ENNESIMO ATTO DI VILE OMOFOBIA: DISTRUTTO IL TAVOLO ARCOBALENO A ROSIGNANO SOLVAY

Con profonda rabbia denunciamo il vile atto vandalico compiuto contro il Tavolo Arcobaleno di Rosignano Solvay, simbolo di inclusione e rispetto inaugurato lo scorso 17 maggio 2025 in occasione della Giornata Mondiale contro l’Omolesbotransbifobia realizzato dal Circolo ARCI “Le Pescine”.

Il grave danneggiamento di questo importante simbolo rappresenta non solo un attacco gratuito al patrimonio pubblico, ma soprattutto un atto di pura violenza contro la comunità LGBTQIA+ e contro tutti i valori di civiltà, rispetto e convivenza democratica che dovrebbero caratterizzare una società moderna.

Questo episodio non può essere considerato un caso isolato. È il frutto avvelenato di una campagna sistematica di odio e discriminazione portata avanti dal governo nazionale, che ha reso l’Italia fanalino di coda in Europa per i diritti civili e la tutela delle minoranze.

Le politiche regressive dell’attuale governo hanno creato un clima di impunità e legittimazione della violenza contro le persone LGBTQIA+:

  • Blocco sistematico di ogni proposta legislativa sui diritti civili;
  • Attacchi continui alle famiglie arcobaleno e ai loro figli;
  • Negazione dell’evidenza scientifica sull’identità di genere;
  • Taglio dei fondi alle associazioni che si occupano di contrasto alle discriminazioni;
  • Retorica dell’odio istituzionalizzata che alimenta episodi come quello di Rosignano e Cecina.

Quando le istituzioni nazionali normalizzano la discriminazione, non ci si può stupire se nei territori proliferano atti di vandalismo e violenza contro i simboli dell’inclusione.

Gli episodi di Rosignano e Cecina si inseriscono in un preoccupante trend di escalation nell’intera area della Bassa Val di Cecina. Questo territorio, storicamente caratterizzato da solidarietà e accoglienza, sta subendo una deriva pericolosa.
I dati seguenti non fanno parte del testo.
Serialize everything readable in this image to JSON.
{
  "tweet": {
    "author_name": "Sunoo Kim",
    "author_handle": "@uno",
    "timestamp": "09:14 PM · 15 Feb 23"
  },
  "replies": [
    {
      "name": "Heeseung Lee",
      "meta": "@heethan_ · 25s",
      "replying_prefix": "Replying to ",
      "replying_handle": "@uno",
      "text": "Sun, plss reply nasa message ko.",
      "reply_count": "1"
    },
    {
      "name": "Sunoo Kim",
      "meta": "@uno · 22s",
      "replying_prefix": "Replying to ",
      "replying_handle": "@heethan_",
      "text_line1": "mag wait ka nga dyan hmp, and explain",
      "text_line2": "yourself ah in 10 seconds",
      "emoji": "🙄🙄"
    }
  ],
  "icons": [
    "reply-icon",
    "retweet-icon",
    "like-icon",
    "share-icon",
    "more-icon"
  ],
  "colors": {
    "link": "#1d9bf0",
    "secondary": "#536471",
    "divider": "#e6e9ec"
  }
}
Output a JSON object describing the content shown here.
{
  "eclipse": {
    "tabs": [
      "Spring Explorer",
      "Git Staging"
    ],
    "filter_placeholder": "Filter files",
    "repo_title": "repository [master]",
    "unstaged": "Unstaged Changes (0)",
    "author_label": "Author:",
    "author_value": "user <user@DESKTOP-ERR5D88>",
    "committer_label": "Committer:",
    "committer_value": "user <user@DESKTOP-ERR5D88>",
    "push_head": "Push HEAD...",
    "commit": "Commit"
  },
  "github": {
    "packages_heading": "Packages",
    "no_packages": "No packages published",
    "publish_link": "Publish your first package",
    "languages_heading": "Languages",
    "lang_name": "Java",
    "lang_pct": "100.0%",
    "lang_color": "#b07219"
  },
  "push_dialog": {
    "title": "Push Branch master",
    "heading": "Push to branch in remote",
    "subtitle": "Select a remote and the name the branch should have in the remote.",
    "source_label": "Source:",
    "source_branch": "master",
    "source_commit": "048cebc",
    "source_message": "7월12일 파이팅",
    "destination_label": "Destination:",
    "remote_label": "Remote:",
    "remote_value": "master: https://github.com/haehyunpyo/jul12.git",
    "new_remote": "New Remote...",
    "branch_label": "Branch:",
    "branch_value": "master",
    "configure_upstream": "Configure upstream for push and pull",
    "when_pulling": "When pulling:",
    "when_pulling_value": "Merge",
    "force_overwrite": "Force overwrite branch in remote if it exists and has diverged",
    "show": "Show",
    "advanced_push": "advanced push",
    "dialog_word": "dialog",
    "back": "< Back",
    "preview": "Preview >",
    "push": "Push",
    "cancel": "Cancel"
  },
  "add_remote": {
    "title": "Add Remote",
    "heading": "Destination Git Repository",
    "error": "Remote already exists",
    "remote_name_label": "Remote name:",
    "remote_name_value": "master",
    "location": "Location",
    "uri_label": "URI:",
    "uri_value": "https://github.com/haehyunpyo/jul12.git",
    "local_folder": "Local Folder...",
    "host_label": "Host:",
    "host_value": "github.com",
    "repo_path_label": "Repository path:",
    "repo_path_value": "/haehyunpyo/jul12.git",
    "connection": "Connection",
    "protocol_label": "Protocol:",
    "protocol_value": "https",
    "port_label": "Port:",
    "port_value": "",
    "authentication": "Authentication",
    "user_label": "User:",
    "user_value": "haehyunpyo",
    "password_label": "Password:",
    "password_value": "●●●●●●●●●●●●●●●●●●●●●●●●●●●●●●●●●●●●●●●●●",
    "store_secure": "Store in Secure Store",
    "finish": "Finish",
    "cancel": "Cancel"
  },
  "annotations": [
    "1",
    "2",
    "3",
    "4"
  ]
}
La responsabilità non è solo di chi materialmente compie questi atti, ma anche di chi sceglie l’indifferenza, di chi volta lo sguardo dall’altra parte, di chi con il proprio silenzio diventa complice di questa barbarie.

Non ci fermeranno. Ogni atto di violenza contro i nostri simboli, i nostri diritti, la nostra dignità non farà altro che rafforzare la nostra determinazione.

Il tavolo di Rosignano e la targa della panchina di Cecina potranno essere distrutte, ma l’arcobaleno che rappresentiamo non potrà mai essere cancellato.

Siamo qui, esistiamo, e continueremo a esistere nonostante tutto e tutt*.

La nostra risposta sarà:

  • Ricostruire quel tavolo e moltiplicarlo in ogni angolo del territorio;
  • Reinstallazione della targa sulla panchina arcobaleno di Cecina;
  • Presidiare ogni spazio pubblico con la nostra presenza fiera e dignitosa;
  • Denunciare senza sosta ogni atto di discriminazione alle autorità competenti;
  • Educare le nuove generazioni ai valori dell’inclusione e del rispetto;
  • Resistere con tutti i mezzi democratici a disposizione.

A chi pensa di intimorirci diciamo: avete fallito. Ogni vostro attacco non fa che alimentare la fiamma della nostra resistenza.

Alla comunità LGBTQIA+ della Bassa Val di Cecina diciamo: non sei sola.

La solidarietà è più forte dell’odio, l’amore più potente della violenza. La lotta per i diritti civili e la dignità umana continua. Insieme, fino alla vittoria.